Tahara is the process of washing, and cleansing the physical body of the deceased. This process has a few different elements within the whole Tahara portion.
First, the meit/meitah (male/female) is gently washed and bathed. Then, the next step is the purification process, which would represent a ritual washing, which is similar to a mikvah. This portion represents the person being cleansed from the physical things of this world and being clean as they prepare to go to the world to come.
The meit/meitah (male/female) is then dressed in a special garment that is called tachrichim (burial shroud). The tachrihim that the deceased is dressed in symbolizes a priestly garment. The deceased is then carefully placed in the aron (casket) and moved to either the room where shmira is being done or a cooling chamber if in a funeral home. The beauty of this process is the respect and gentle care the deceased is given by those who are in their own community.
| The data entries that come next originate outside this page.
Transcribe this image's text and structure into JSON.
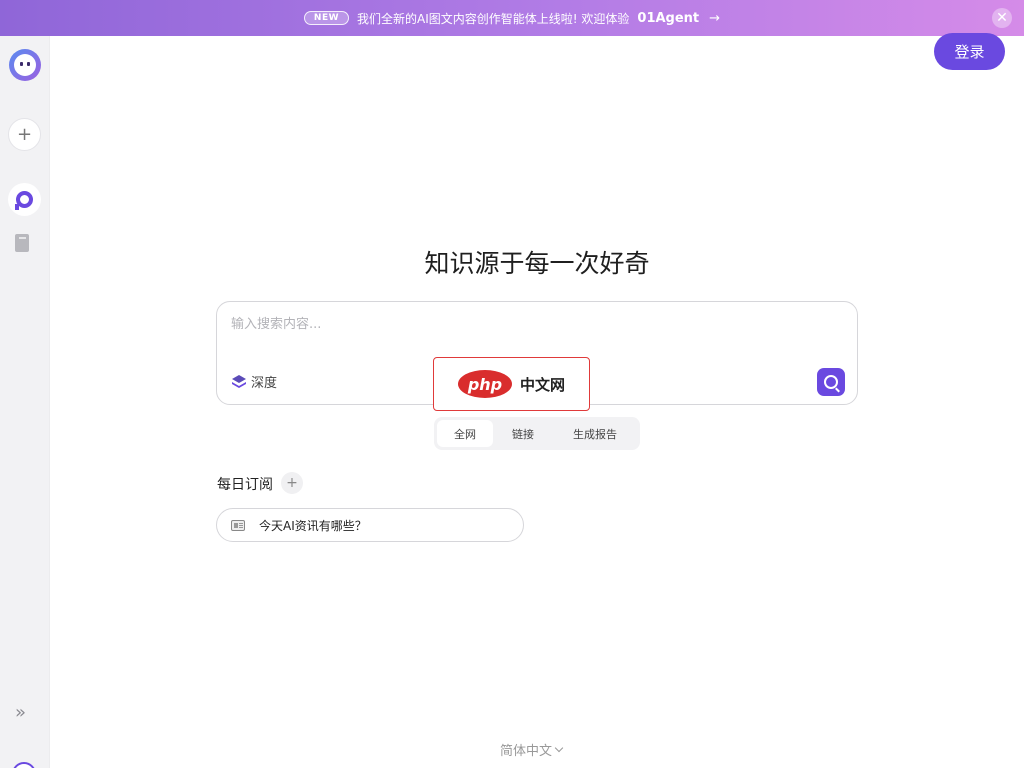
{
  "banner": {
    "badge": "NEW",
    "text": "我们全新的AI图文内容创作智能体上线啦! 欢迎体验",
    "link": "01Agent",
    "arrow": "→",
    "close_icon": "close-icon"
  },
  "sidebar": {
    "logo_icon": "app-logo",
    "new_chat_icon": "plus-icon",
    "nav_items": [
      {
        "icon": "search-icon",
        "active": true
      },
      {
        "icon": "book-icon",
        "active": false
      }
    ],
    "expand_icon": "double-chevron-right-icon",
    "expand_glyph": "»"
  },
  "header": {
    "login_label": "登录"
  },
  "main": {
    "headline": "知识源于每一次好奇",
    "search": {
      "placeholder": "输入搜索内容...",
      "value": "",
      "deep_label": "深度",
      "send_icon": "search-icon"
    },
    "scope_tabs": [
      {
        "label": "全网",
        "active": true
      },
      {
        "label": "链接",
        "active": false
      },
      {
        "label": "生成报告",
        "active": false
      }
    ],
    "daily": {
      "title": "每日订阅",
      "add_icon": "plus-icon",
      "items": [
        {
          "label": "今天AI资讯有哪些？",
          "icon": "newspaper-icon"
        }
      ]
    }
  },
  "watermark": {
    "logo_text": "php",
    "text": "中文网"
  },
  "footer": {
    "language": "简体中文"
  },
  "colors": {
    "accent": "#6a49e0",
    "banner_start": "#8f66d8",
    "banner_end": "#d58be8",
    "sidebar_bg": "#f2f2f4"
  }
}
He/she is cleansed with the utmost honor, dignity, respect and care that one can give. The men take care of the men. The women take care of the women so respect can be given to each gender. If men are not available, then the women can take care of the men. The men do not take care of the women.
The entire time this process is done there is liturgy that is recited. The liturgy is generally readings from the Song of Songs with some readings from appropriate Psalms.
Tachrihim - Burial Garments
After a Tahara (washing) has been performed, the deceased is then placed in a special burial garment called Tachrihim, then in a special wrap called a shroud.